Ever wondered what’s going on inside your body when you’re pregnant? I mean we all know what’s going on on the outside…right… but what about inside??
Making a baby in 9 months is pretty magical, but what our bodies go through is just as amazing.
Your uterus on average is 7.6cm x 4.5cm x 3cm (length, width, thickness). When you become pregnant, over time your uterus will stretch to approximately the size of a watermelon and will sit in your pubic area and reach the bottom of your rib cage. That’s pretty impressive.
After you have given birth it will take on average 6 weeks for the uterus to reach pre-pregnancy size. This process is called involution.

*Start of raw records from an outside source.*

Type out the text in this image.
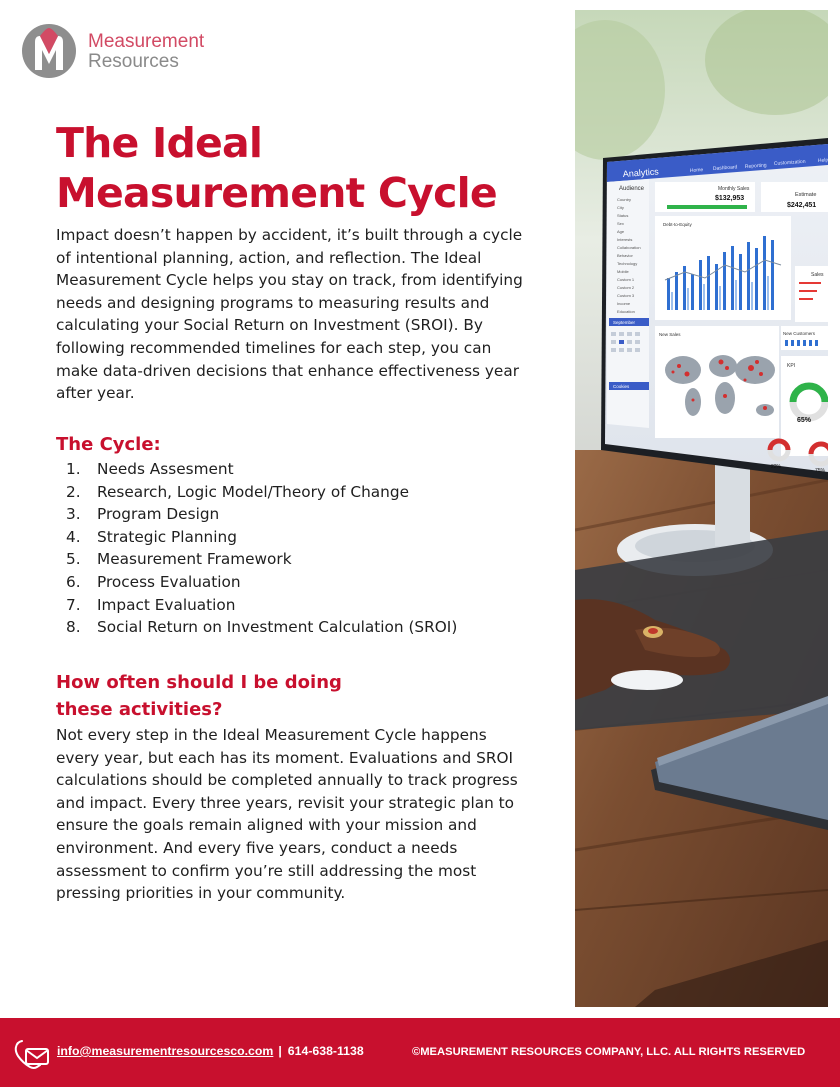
Measurement
Resources
The Ideal Measurement Cycle

Impact doesn’t happen by accident, it’s built through a cycle of intentional planning, action, and reflection. The Ideal Measurement Cycle helps you stay on track, from identifying needs and designing programs to measuring results and calculating your Social Return on Investment (SROI). By following recommended timelines for each step, you can make data-driven decisions that enhance effectiveness year after year.

The Cycle:
1. Needs Assesment
2. Research, Logic Model/Theory of Change
3. Program Design
4. Strategic Planning
5. Measurement Framework
6. Process Evaluation
7. Impact Evaluation
8. Social Return on Investment Calculation (SROI)
How often should I be doing these activities?

Not every step in the Ideal Measurement Cycle happens every year, but each has its moment. Evaluations and SROI calculations should be completed annually to track progress and impact. Every three years, revisit your strategic plan to ensure the goals remain aligned with your mission and environment. And every five years, conduct a needs assessment to confirm you’re still addressing the most pressing priorities in your community.

Analytics	Home Dashboard Reporting Customization Help
Audience
Country
City
Status
Sex
Age
Interests
Collaboration
Behavior
Technology
Mobile
Custom 1
Custom 2
Custom 3
Income
Education
September
Cookies
Monthly Sales
$132,953	Estimate
$242,451
Debt-to-Equity
Sales
New Sales	New Customers
KPI
65%
22%
75%
info@measurementresourcesco.com | 614-638-1138	©MEASUREMENT RESOURCES COMPANY, LLC. ALL RIGHTS RESERVED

Your lungs and diaphragm all move up into the chest cavity to make room for your little person you are busy making. Some pregnant women become very breathless as a result. Some women are lucky and don’t experience this, this is usually if they are carrying ‘low’.
Your intestines all move upwards by about the 20th week of pregnancy, and many women experience heartburn and acid reflux as a result, of the expanding uterus pressing on the stomach… “Wheres the Gaviscon?”
Around this point, you may also notice your breasts begin to get fuller, and you may experience some leaking. This fluid is called colostrum, and it resembles a thick and yellowish fluid. All completely normal. Some women may notice spotting (blood). This is common and is due to the growth of blood vessels within your breast. If you are at all worried or concerned. Please speak to your midwife or your GP.
Childbirthconnection.org state “Your breasts are also changing to get ready for breastfeeding. First colostrum and then milk are produced by the grape-like clusters of tiny sacs (alveoli) deep within the breast tissue. Clusters of alveoli form lobules, which come together to form 15 to 20 lobes. Each lobe connects to a lactiferous duct for conveying milk. As the ducts extend toward the nipple and areola ( the darker area around the nipple), they widen into the lactiferous sinuses. These sinuses (or milk pools) release the milk through 15 to 20 tiny nipple openings in each breast when the baby nurses.”
Your bladder is often the last organ to feel the effect, this is because the 1st and 2nd trimesters your baby rises upwards into your abdomen. In the 3rd trimester, the baby begins to descend and get into position and your bladder gets squashed making you need to urinate more frequently.
By the time you approach 36 weeks, your uterus has pushed your xiphoid cartilage (bottom of the breastbone) forward. You will become increasingly out of breath, as your lungs, heart and diaphragm have all been pushed out of position. Eating becomes hard and you may feel discomfort afterwards. There is not a lot of room left inside now. Hang in there, not long left now.
So whether you’ve had a baby, or are pregnant or even if you are trying… hopefully you will now appreciate what amazing body women actually have.